The thing with feathers …*

photograph (c) Katherine Brown

Now he was teaching in one of the synagogues on the Sabbath. And just then there appeared a woman with a spirit that had crippled her for eighteen years. She was bent over and was quite unable to stand up straight. When Jesus saw her, he called her over and said, “Woman, you are set free from your ailment.” When he laid his hands on her, immediately she stood up straight and began praising God.

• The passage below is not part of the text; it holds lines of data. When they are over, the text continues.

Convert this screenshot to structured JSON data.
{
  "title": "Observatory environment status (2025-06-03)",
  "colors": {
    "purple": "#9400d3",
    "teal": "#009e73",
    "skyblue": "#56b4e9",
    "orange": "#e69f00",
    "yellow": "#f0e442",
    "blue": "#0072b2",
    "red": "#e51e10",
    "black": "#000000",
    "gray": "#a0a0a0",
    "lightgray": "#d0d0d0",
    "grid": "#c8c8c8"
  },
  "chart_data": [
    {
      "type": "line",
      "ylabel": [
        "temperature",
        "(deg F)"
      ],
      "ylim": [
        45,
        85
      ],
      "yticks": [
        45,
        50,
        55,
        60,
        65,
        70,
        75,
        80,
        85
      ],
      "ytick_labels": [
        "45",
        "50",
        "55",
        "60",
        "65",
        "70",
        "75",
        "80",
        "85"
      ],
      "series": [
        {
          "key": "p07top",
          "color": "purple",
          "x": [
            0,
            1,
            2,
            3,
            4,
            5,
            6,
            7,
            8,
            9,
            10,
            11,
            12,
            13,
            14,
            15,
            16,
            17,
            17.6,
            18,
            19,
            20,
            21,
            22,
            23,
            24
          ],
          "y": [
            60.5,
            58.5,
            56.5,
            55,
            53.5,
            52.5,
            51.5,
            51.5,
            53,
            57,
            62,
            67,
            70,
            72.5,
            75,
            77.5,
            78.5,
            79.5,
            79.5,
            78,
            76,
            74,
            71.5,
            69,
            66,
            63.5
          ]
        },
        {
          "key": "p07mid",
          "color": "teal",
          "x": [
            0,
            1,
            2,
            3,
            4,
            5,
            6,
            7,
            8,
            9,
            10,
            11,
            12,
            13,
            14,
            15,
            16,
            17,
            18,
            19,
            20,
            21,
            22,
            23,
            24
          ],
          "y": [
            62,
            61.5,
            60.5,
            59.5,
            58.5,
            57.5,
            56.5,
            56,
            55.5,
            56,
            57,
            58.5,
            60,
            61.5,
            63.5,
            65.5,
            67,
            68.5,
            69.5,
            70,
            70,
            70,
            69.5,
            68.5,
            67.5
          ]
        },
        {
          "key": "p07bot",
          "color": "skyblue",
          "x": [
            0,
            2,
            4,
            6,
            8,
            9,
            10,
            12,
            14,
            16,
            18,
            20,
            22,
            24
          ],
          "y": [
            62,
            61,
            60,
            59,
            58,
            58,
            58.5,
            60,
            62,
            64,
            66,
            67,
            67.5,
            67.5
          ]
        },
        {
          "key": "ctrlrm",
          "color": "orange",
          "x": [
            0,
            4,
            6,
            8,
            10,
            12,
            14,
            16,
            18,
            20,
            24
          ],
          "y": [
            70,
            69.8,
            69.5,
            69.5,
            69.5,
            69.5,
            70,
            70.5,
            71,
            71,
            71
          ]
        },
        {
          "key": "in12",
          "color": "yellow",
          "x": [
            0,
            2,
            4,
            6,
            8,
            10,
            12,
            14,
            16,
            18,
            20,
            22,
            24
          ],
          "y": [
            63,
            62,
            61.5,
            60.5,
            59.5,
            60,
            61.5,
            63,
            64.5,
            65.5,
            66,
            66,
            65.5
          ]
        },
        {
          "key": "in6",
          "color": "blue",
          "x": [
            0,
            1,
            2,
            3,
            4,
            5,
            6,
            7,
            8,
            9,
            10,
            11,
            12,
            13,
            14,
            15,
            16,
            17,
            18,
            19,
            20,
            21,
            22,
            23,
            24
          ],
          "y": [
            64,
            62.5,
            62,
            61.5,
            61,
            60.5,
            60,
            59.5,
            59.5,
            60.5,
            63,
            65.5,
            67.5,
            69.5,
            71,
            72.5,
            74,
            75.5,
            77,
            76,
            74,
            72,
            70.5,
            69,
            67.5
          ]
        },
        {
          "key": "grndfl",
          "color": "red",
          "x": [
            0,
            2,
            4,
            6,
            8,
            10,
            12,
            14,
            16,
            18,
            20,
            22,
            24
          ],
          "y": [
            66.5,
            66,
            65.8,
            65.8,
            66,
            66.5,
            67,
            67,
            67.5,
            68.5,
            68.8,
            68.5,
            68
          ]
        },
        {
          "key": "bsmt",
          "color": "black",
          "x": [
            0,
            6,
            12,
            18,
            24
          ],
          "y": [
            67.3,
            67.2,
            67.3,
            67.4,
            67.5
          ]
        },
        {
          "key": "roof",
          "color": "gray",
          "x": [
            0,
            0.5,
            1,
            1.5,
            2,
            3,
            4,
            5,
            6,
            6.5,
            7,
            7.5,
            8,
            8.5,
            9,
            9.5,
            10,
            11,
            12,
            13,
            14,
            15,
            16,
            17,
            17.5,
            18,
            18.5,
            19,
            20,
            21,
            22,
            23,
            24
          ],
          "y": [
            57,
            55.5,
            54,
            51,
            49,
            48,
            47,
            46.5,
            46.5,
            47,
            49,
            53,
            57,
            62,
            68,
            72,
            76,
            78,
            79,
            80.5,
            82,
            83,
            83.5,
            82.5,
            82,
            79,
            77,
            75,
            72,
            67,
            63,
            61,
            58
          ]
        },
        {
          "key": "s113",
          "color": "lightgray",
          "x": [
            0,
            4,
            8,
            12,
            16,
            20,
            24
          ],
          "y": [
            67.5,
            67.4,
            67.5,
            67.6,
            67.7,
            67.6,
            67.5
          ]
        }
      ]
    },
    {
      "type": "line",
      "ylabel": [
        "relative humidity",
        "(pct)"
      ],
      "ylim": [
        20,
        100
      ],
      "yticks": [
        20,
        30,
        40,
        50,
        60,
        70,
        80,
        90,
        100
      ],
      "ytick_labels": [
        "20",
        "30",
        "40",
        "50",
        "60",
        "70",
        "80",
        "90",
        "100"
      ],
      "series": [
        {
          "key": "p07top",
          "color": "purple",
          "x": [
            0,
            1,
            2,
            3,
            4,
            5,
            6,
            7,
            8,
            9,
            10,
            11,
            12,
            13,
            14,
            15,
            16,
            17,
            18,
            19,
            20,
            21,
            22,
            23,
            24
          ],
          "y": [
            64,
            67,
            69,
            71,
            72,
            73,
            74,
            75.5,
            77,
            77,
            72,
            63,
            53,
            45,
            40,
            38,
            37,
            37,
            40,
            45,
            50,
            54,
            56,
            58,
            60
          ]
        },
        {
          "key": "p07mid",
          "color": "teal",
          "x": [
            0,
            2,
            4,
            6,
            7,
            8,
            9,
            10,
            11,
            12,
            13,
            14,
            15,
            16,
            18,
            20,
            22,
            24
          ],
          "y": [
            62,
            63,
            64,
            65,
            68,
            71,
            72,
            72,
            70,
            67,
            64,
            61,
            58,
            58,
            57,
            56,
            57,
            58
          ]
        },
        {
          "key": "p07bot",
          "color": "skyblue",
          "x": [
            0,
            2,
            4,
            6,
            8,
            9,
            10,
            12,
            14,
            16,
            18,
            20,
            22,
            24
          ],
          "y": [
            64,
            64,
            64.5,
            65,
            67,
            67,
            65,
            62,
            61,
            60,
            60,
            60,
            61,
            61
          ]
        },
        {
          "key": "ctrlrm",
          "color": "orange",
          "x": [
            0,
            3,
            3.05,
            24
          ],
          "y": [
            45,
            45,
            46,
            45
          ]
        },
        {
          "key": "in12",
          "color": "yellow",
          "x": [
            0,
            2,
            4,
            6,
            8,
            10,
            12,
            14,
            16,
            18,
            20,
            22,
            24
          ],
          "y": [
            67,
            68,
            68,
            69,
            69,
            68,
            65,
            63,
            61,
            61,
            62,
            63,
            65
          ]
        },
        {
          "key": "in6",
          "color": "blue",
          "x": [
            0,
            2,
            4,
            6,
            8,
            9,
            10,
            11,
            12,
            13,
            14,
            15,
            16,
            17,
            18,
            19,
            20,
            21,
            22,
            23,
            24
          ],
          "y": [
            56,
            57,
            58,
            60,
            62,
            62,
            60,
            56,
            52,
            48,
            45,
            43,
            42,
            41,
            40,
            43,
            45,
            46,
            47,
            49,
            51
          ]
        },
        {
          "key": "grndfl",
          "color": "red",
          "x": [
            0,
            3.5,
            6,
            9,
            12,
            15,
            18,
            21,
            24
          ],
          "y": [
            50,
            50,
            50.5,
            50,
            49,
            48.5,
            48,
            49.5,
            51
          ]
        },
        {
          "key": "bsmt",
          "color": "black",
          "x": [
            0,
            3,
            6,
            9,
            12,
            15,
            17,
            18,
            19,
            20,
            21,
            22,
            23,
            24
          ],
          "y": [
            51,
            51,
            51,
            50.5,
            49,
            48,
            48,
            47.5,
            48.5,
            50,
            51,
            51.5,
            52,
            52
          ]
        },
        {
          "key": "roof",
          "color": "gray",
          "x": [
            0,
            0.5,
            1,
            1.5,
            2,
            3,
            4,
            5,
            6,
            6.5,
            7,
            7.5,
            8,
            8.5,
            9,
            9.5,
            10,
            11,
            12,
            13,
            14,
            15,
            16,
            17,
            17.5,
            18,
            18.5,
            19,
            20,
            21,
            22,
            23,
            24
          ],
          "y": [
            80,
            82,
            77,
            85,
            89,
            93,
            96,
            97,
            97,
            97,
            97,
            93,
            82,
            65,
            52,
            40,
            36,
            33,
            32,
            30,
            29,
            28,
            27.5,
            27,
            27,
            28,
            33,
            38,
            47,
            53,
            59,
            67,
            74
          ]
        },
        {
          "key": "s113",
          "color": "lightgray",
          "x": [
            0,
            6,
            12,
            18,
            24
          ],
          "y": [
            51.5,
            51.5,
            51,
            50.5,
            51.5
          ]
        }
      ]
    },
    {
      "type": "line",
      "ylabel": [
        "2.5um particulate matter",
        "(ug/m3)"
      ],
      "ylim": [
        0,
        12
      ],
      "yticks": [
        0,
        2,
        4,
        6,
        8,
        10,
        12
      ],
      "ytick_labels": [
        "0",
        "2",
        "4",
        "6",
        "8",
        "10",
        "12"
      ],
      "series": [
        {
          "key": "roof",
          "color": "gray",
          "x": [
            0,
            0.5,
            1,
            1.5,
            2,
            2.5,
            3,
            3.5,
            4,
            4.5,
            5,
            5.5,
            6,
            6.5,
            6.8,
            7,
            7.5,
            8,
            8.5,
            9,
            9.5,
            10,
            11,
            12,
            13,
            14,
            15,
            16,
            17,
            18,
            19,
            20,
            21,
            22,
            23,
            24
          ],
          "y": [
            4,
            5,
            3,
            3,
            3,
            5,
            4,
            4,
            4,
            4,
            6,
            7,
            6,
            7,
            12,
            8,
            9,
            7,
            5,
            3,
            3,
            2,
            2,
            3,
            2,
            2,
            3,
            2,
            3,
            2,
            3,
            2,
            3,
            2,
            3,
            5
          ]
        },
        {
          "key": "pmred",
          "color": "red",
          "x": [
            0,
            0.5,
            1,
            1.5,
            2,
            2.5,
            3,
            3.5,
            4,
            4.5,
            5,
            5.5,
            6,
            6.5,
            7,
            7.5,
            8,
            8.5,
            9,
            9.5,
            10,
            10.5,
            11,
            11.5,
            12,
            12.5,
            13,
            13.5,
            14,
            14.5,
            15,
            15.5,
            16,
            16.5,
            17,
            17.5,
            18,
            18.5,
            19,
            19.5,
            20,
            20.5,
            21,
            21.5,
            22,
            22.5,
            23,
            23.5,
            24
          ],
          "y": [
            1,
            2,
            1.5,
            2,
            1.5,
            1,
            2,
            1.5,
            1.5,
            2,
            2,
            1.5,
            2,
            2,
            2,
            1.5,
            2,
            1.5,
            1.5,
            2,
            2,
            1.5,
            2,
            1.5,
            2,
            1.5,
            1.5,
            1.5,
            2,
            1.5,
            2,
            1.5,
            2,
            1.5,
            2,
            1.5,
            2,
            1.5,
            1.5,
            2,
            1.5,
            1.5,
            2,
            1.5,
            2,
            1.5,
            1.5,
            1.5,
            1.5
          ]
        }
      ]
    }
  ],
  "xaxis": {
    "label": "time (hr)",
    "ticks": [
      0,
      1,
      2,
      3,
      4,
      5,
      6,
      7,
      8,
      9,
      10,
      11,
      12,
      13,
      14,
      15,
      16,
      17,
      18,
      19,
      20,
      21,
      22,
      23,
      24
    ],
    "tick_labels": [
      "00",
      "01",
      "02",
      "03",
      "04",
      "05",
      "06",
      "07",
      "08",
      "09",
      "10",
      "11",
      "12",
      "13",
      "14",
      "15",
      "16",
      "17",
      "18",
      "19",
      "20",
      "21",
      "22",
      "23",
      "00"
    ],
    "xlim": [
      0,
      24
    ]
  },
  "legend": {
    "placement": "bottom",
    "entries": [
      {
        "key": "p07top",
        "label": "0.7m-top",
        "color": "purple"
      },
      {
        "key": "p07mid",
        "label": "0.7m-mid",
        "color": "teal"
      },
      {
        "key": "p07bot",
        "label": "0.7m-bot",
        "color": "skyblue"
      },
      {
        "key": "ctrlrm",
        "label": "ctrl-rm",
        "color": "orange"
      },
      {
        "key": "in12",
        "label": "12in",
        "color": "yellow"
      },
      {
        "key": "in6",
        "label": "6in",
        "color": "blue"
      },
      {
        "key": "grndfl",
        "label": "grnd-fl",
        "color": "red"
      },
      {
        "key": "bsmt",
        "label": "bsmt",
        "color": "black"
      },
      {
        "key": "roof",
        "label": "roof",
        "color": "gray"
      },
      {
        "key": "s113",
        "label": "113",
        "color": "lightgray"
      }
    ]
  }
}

Luke 13:10-13, excerpt from Luke 13:10-17, NRSVUE, lectionary gospel for Aug. 21, 2022

‘Bound for eighteen long years,’ he said (Luke 13:16). She heard, and she paused in her praise. Had really been so long. From when would she count it? From when her body’s bearing had become fixed contortion? Or had the binding begun farther back, when the first spider-thread of unease ensnared her? She had dismissed the twinge, whenever it was. Told herself the day’s load had been too heavy, she’d twisted something trying to keep up. But she kept twisting herself trying to accommodate each next sure-to-pass-soon circumstance. Not denying the ache, exactly, but ignoring it. And each day she kept going, that day’s thread twisted together with its fellow until she’d found herself bound by a sticky, wrist-thick rope that kept her hunched in the world, bent over by the spirit’s weight.

When had she last stood straight before this day? The crowd rejoiced at the wonder they had seen. And she in the midst of their sounding joy, was suddenly cast back in her memory.

A goldfinch had caught her eye, and she’d turned her head to follow its flight into the thicket. She’d lost sight of it then. Stood herself still and peered closely until she glimpsed its lemon yellow deep within the tangled branches. A smile had spread wide across her face. She’d had to share the wonder. ‘See!’ she pointed out to passersby. ‘See! A finch, right there!’ Two had paused their own progress and followed her pointing finger with their own eyes. They did not see. She watched their expressions turn from expectancy to puzzlement, then a slight withdrawal towards doubt. ‘See! There!’ she repeated, as if words alone could make it visible. Her insistence kept them there a beat longer, but neither her words nor her pointing finger made them see. The bird was too well hidden to be noticed if you hadn’t already known where it was. Then the goldfinch moved, and its motion made it visible. ‘Oh!’ they all exclaimed together as it flew up from the bush. Another finch flew too, two small brightnesses flitting around each other, darting through the air. ‘Look!’ they exclaimed, “See!’ The sound of their delight drew another from the doorway to see its reason, and so it spread.

How long since she had seen a flying brightness that made her smile? She had walked hunched in the world, bent over by the spirit’s weight, her gaze on her own feet moving along the dusty road. She hadn’t thought of birds. But maybe a tiny thing with feathers had been set within her own soul, too hidden to be noticed unless you knew it there, yet in its own subtle way resisting the rope that had bound her so firmly, working to unwind even one cobweb thread. For she had come here this Sabbath, as she had before, treading the path worn by others’ feet before ever her own had started their journey of persistence.

She had not come asking or expecting birds. She had come in fidelity to the unsuspected feathered thing hidden in the thicket of her own self. The insistence of habit had drawn her there without her knowing why. Then hope had flown and shown itself. Had seen and called her over, pronounced her free and laid hands on her. It had felt as if one hand pulled on her shoulder and one hand pressed the small of her back and together the hands reshaped and stood her straight who had not stood straight for eighteen long years.

She stood now in the midst of the crowd’s sounding joy. Wonder was among them — a bird darting up from the constriction of cares quotidian and extraordinary, delighting with its brightness and its airy flight, delighting even she herself who was its sign, re-awakening her to its presence and its power. A smile spread wide across her face. She had been waked again to demand. ‘See!’ she said, ‘See!’ She had been waked again to the promise that there is something to demand.

Demand the vision. Demand the movement that makes visible hope and joy and life — on the Lord’s day and every day.